A US district court judge has ruled that travel bans cannot be used as an excuse to refuse to process or issue visas, such as H-1Bs (non-immigrant visas). While the United States prepares to welcome fully vaccinated visitors in November, this ruling by the District Court of Columbia, issued on October 5, is welcome news for H-1B workers and their dependents (such as spouses on H4 visas) who were stranded in India while visiting family.
People who were given H-1B visas through a lottery system were also unable to get their visas completed. Former President Donald Trump and later President Joe Biden used a ‘Presidential Proclamation’ to impose travel restrictions.
As a result, visa processing was put on hold.

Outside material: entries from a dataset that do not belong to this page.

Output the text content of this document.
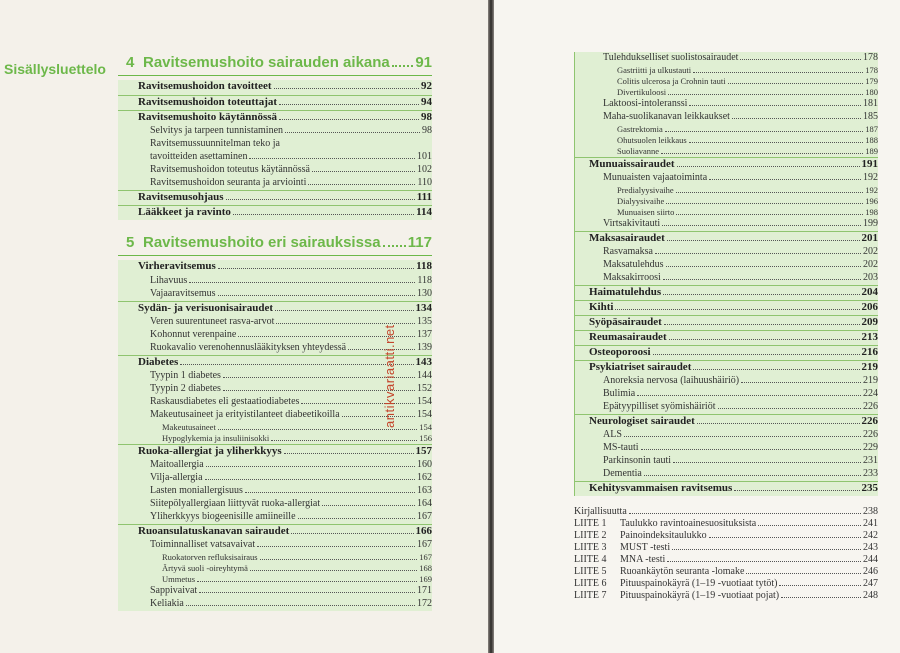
Sisällysluettelo 4 Ravitsemushoito sairauden aikana 91
Ravitsemushoidon tavoitteet	92
Ravitsemushoidon toteuttajat	94
Ravitsemushoito käytännössä	98
Selvitys ja tarpeen tunnistaminen	98
Ravitsemussuunnitelman teko ja
tavoitteiden asettaminen	101
Ravitsemushoidon toteutus käytännössä	102
Ravitsemushoidon seuranta ja arviointi	110
Ravitsemusohjaus	111
Lääkkeet ja ravinto	114
5 Ravitsemushoito eri sairauksissa 117
Virheravitsemus	118
Lihavuus	118
Vajaaravitsemus	130
Sydän- ja verisuonisairaudet	134
Veren suurentuneet rasva-arvot	135
Kohonnut verenpaine	137
Ruokavalio verenohennuslääkityksen yhteydessä	139
Diabetes	143
Tyypin 1 diabetes	144
Tyypin 2 diabetes	152
Raskausdiabetes eli gestaatiodiabetes	154
Makeutusaineet ja erityistilanteet diabeetikoilla	154
Makeutusaineet	154
Hypoglykemia ja insuliinisokki	156
Ruoka-allergiat ja yliherkkyys	157
Maitoallergia	160
Vilja-allergia	162
Lasten moniallergisuus	163
Siitepölyallergiaan liittyvät ruoka-allergiat	164
Yliherkkyys biogeenisille amiineille	167
Ruoansulatuskanavan sairaudet	166
Toiminnalliset vatsavaivat	167
Ruokatorven refluksisairaus	167
Ärtyvä suoli -oireyhtymä	168
Ummetus	169
Sappivaivat	171
Keliakia	172
antikvariaatti.net
Tulehdukselliset suolistosairaudet	178
Gastriitti ja ulkustauti	178
Colitis ulcerosa ja Crohnin tauti	179
Divertikuloosi	180
Laktoosi-intoleranssi	181
Maha-suolikanavan leikkaukset	185
Gastrektomia	187
Ohutsuolen leikkaus	188
Suoliavanne	189
Munuaissairaudet	191
Munuaisten vajaatoiminta	192
Predialyysivaihe	192
Dialyysivaihe	196
Munuaisen siirto	198
Virtsakivitauti	199
Maksasairaudet	201
Rasvamaksa	202
Maksatulehdus	202
Maksakirroosi	203
Haimatulehdus	204
Kihti	206
Syöpäsairaudet	209
Reumasairaudet	213
Osteoporoosi	216
Psykiatriset sairaudet	219
Anoreksia nervosa (laihuushäiriö)	219
Bulimia	224
Epätyypilliset syömishäiriöt	226
Neurologiset sairaudet	226
ALS	226
MS-tauti	229
Parkinsonin tauti	231
Dementia	233
Kehitysvammaisen ravitsemus	235
Kirjallisuutta	238
LIITE 1	Taulukko ravintoainesuosituksista	241
LIITE 2	Painoindeksitaulukko	242
LIITE 3	MUST -testi	243
LIITE 4	MNA -testi	244
LIITE 5	Ruoankäytön seuranta -lomake	246
LIITE 6	Pituuspainokäyrä (1–19 -vuotiaat tytöt)	247
LIITE 7	Pituuspainokäyrä (1–19 -vuotiaat pojat)	248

Non-immigrant visas were not issued unless the person could establish a ‘National Interest Exemption,’ which was a difficult undertaking. Biden issued a proclamation on April 30 barring the entry of non-immigrants who were physically present in India during the 14-day period preceding their entry or attempted entry into the United States (green-card holders were exempt).
It was previously stated that multiple persons, including Indian nationals, had filed a case. “Several plaintiffs are long-term workers of US corporations who have been stranded outside of the country and whose careers are jeopardized because they are unable to return to their employment, families, or communities. While waiting for the Department of State to resume non-immigrant visa processing, all individual plaintiffs have incurred additional fees, undue stress, and irritation,” the lawsuit alleged.
As a result of the Presidential Proclamation, the US Department of State has ‘refused to process their non-immigrant visas,’ to schedule interviews or evaluate their visa applications,’ or ‘to issue the visas,’ according to the petition. “Regardless of the capacity and reopening status of local consulates and embassies, consular employees are categorically prohibited from processing their visa applications unless they come under an exemption,” it added.
While Judge James E. Boasberg did not direct the US Department of State to quickly consider the case, he did rule that the travel ban proclamation could not be used as a reason to deny visa processing. “This is a really major success for us since the litigation was deliberately intended at eradicating the illegal interpretation across the board, not just for the plaintiffs,” said Greg Siskind, one of the immigration attorneys representing the plaintiffs. This will potentially avoid future Presidents from misusing their position.”
“We are grateful that Judge Boasberg saw through the Department of State’s cascade of baseless legal theories to eventually and conclusively rule that it is a breach of the federal law to refuse to issue visas merely because a President has declared an entry ban under the Immigration and Nationality Act – 212,” said Charles Kuck, another immigration lawyer representing the plaintiffs (f).
“We demand that the State Department end its absurd and legally pointless national interest exception program and return to the job of issuing visas around the world, regardless of those entrance bans.”